Knot買うてん
腕時計をする目的は何か。
私は現在の正確な時刻を知ることだと考えている。
したがって、現在の正確な時刻を知ることさえできれば、腕時計をする必要はないと思う。
しかし、現実はそうではない。
腕時計は時を知るという目的を超えて、その所有者のステータスを示し、キャラクターを表す、セルフブランディングの機能を持っている。
腕時計が世間ではそのような位置付けのものになっているため、私はこれまで多くの機会を逸失してきたかもしれない。
そういった女性と懇ろになるのかという話は小脇に置いておいて、身に付けている腕時計でその人を判断する女性は一定数存在するだろう。
初対面など相手の素性がよくわからない場合において、腕時計が収入や金銭感覚、価値観、センス、趣味嗜好を示すシグナルとして機能することは疑いの余地がない。
その人を判断するのに時間的猶予がない場合には、そのようなシグナルを頼りとすることにも合理性がある。学歴と同じである。
そんな私がこれまで着けてきた腕時計は、ビックカメラのステンレスラックにぶら下げられている、中国製のセイコーALBAである。柔らかいプラスチックのケースに入っていた。
セルフブランディング機能を除いて時計本来の機能から見ると、この時計で全く不満な点はない。
むしろ3,980円だからガシガシ使っても何も気にならないし、高級品を身にまとうよりは心理的負担を減らしてくれている。
そんな私に何があったのか。
どんなマーケターがどんなアプローチをしたら、機械式腕時計市場に一人の若者を参入させることができたのだろう。

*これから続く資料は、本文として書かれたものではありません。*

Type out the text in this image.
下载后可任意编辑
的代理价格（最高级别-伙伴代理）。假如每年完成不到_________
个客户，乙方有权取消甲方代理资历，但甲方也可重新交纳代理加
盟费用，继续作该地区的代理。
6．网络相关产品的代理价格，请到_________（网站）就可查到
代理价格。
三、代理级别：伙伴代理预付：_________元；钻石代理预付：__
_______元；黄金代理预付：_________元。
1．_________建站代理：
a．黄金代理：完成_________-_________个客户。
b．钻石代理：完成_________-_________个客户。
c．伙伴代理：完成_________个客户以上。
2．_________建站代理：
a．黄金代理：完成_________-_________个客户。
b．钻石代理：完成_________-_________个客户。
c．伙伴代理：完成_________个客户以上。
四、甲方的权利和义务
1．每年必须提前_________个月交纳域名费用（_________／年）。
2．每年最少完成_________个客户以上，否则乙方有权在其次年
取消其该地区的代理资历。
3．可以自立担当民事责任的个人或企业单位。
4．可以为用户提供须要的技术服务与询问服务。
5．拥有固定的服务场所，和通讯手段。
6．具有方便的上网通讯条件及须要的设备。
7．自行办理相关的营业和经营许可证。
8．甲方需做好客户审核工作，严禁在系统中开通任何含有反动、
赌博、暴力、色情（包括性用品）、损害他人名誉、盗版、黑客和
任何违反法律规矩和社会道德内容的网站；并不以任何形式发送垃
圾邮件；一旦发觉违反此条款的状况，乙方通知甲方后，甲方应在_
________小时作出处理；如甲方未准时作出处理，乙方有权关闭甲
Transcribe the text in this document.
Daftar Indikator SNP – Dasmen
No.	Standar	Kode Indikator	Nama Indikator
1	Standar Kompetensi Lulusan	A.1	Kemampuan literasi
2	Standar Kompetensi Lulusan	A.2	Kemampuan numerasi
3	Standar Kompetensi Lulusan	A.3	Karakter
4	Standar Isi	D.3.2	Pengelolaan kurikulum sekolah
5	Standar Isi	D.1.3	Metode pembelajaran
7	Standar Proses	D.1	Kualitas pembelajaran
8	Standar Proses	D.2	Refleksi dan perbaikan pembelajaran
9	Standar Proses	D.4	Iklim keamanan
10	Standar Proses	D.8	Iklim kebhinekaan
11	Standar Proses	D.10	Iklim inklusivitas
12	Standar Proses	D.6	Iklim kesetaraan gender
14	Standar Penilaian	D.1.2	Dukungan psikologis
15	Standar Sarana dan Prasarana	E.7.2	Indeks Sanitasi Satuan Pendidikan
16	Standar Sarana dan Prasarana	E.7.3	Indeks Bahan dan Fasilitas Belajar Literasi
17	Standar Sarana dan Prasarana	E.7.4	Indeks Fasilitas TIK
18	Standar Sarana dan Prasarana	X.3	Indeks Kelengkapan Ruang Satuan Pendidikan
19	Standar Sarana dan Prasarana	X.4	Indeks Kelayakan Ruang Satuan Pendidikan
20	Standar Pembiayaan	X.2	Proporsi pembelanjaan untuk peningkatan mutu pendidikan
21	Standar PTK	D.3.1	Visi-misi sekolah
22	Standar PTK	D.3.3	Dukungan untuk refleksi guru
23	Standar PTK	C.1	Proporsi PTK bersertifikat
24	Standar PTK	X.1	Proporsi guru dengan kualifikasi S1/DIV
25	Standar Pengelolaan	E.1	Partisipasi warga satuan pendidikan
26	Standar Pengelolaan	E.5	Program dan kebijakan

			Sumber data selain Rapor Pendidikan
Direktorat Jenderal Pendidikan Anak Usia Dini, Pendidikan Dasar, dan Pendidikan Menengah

それは私にもわからない。消費者は自分のことがよくわかっていないのだ。
わからないなりに考えてみると、
・後輩女性からの指摘
・腕時計を除く他のアイテムとのバランス
が大きく寄与したのではないか。
みすぼらしいアパートに青空駐車されている高級外車は見ていて悲しくなる。
一点豪華主義が悲しいのは、トータルコーディネートが考慮されていないからである。
その逆もまた然りで、ALBAが仲間外れにされるようなことがあってはならない。浮いているとそこが強調されてしまい、バランスを失う。
折しも私はアラサーであり、20代から30代への転換期を迎え、これまでの新卒ルックと決別しなければならない時期であった。シャツやスーツはくたびれ、新しいものを新調する時期でもあった。
こうして機械式腕時計市場に参加した私は、本日見事、市場のパイを拡げた。
この新興ブランドをご存知だろうか。
メイドインジャパンにこだわり、またUNIQLOやJINSに代表される製造小売の手法を取り入れた会社である。
そのKnotのフラッグシップモデルがこちらのAT38である。
美しくシンプルな文字盤に、
裏蓋がシースルーで機械式時計の醍醐味を目で楽しむことができる一品である。
さらにこのブランドの特徴として、腕時計のベルトを交換することができる。
私はこれが1本目の機械式時計だったので、正統派の文字盤に正統派のベルトを合わせてみた。
これで締めて52,704円。
これを高いと見るか安いと見るか。
質はいいとは思うけど、なんせ知られてないので名前で威張ることはできないだろう。
あと気になったのは、31日周期なので日付合わせをしないといけない月があることと(これを面倒だと思う人が機械式時計を買っていいのか?)、耐磁性を有しているかどうか。
店員さんによると最近の傾向として、パソコンやスマートフォンの近くで使用して磁気を帯びてしまって、修理を依頼するケースが増えているんだそう。
これがフラッグシップモデルにも当てはまるケースなのかは不明だけど、価格面はもちろん、こういった機能面から見てもいわゆるロレックスとか有名ブランドとは戦ってる場所が違うのかなーと思いました。